Description of problem:
Was trying to test https://review.gluster.org/#/c/19538/ when I found that rolling upgrade from glusterfs-3.13 to the yet to be released glusterfs 4.0 is broken. In a 2 node setup, when one node is upgraded, clients mounted on each node can only see the local bricks and not the ones on the other node. I see the following errors in the client logs.:
E [MSGID: 114044] [client-handshake.c:1093:client_setvolume_cbk] 0-testvol-client-1: SETVOLUME on remote-host failed: lock state version not supplied [Invalid argument]
Steps to Reproduce:
1. Create a 2 node 1x2 volume and mount locally on each node, all on glustefs-3.13.
2. Upgrade one of the nodes to 4.0 branch
3. Clients can see only local bricks.
I think I failed to handle the scenario where clients are upgraded before servers.
RCA:(new clients[>=4.0] and old servers[<=3.13])
SETVOLUME request from client post-upgrade does not contain its lk-version in dictionary that is being passed onto server(https://review.gluster.org/#/c/12363/).
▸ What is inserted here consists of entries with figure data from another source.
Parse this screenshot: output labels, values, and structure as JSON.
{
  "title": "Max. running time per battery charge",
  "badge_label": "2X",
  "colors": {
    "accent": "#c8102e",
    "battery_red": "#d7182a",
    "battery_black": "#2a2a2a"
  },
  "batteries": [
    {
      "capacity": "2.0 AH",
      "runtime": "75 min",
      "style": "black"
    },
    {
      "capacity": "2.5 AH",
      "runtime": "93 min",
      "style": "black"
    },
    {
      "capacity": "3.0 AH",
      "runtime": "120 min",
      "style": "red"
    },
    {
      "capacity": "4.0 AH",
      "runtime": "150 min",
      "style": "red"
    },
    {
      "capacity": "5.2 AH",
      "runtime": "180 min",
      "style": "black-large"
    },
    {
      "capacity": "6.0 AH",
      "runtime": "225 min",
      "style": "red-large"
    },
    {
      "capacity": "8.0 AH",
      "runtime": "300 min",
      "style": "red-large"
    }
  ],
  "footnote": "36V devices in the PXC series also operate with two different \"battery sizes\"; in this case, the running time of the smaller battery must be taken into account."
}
This means that the server side check for "clnt-lk-version" inside the received dictionary would fail and error is returned back to new client.
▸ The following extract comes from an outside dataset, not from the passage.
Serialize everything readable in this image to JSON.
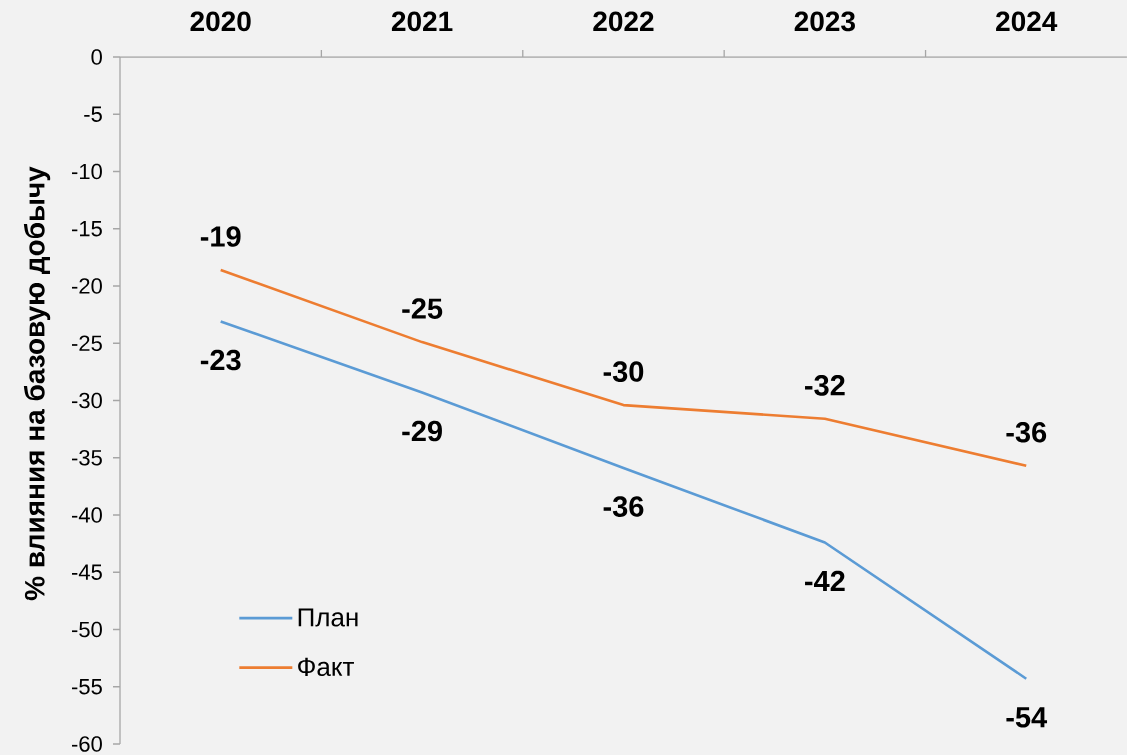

(In reply to Anoop C S from comment #1)
> I think I failed to handle the scenario where clients are upgraded before
FWIW, it is not just the mount but things like self-heal-daemon and glfsheal (gfapi based program that is used to display 'heal info') were also affected.
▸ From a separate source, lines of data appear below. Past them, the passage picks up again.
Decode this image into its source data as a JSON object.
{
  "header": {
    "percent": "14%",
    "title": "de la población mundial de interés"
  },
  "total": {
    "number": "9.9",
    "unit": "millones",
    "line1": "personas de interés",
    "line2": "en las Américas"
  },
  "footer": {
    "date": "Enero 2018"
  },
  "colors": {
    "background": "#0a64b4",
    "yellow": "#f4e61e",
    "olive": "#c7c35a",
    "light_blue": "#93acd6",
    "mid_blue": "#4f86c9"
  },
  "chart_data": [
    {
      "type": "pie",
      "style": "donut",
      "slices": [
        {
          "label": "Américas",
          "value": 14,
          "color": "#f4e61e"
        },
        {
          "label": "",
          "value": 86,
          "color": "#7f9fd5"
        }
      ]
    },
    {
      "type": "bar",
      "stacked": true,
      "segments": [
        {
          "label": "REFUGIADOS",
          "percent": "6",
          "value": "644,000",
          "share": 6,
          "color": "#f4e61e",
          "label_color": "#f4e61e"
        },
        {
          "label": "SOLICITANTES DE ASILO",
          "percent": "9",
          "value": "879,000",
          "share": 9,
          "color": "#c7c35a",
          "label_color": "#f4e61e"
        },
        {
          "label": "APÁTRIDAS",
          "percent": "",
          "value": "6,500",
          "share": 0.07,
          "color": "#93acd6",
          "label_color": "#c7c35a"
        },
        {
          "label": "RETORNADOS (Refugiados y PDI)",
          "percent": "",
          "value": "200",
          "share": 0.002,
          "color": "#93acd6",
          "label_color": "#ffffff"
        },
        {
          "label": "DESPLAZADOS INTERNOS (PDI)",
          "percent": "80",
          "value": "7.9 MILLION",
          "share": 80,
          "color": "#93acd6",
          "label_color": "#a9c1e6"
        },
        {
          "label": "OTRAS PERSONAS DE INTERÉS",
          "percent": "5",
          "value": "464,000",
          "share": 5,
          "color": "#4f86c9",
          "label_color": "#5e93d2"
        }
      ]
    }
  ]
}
REVIEW: https://review.gluster.org/19560 (protcol/client: Insert dummy clnt-lk-version to avoid upgrade failure) posted (#1) for review on master by Anoop C S
REVISION POSTED: https://review.gluster.org/19560 (protcol/client: Insert dummy clnt-lk-version to avoid upgrade failure) posted (#2) for review on master by Anoop C S
REVIEW: https://review.gluster.org/19582 (protcol/client: Insert dummy clnt-lk-version to avoid upgrade failure) posted (#1) for review on release-4.0 by Anoop C S
COMMIT: https://review.gluster.org/19582 committed in release-4.0 by "Anoop C S" <email@example.com> with a commit message- protcol/client: Insert dummy clnt-lk-version to avoid upgrade failure
With https://review.gluster.org/#/c/12363/ being merged, we no longer
send client's lk-version to server side and the corresponding check on
server is also removed. But when clients are upgraded prior to servers,
the check for lk-version at server side fails and is reported back to
clients resulting in disconnection.
Since we don't have lock-recovery (lk-version and grace-timeout) logic
anymore in code base our best bet would be to add client's default
lk-version i.e, 1, into the dictionary just to make server side check
pass and continue with remaining SETVOLUME operations.
Signed-off-by: Anoop C S <firstname.lastname@example.org>
(cherry picked from commit c096bec4ec3f3ac33cc0787c60978944792e074e)
This bug is getting closed because a release has been made available that should address the reported issue. In case the problem is still not fixed with glusterfs-4.0.0, please open a new bug report.
glusterfs-4.0.0 has been announced on the Gluster mailinglists , packages for several distributions should become available in the near future. Keep an eye on the Gluster Users mailinglist  and the update infrastructure for your distribution.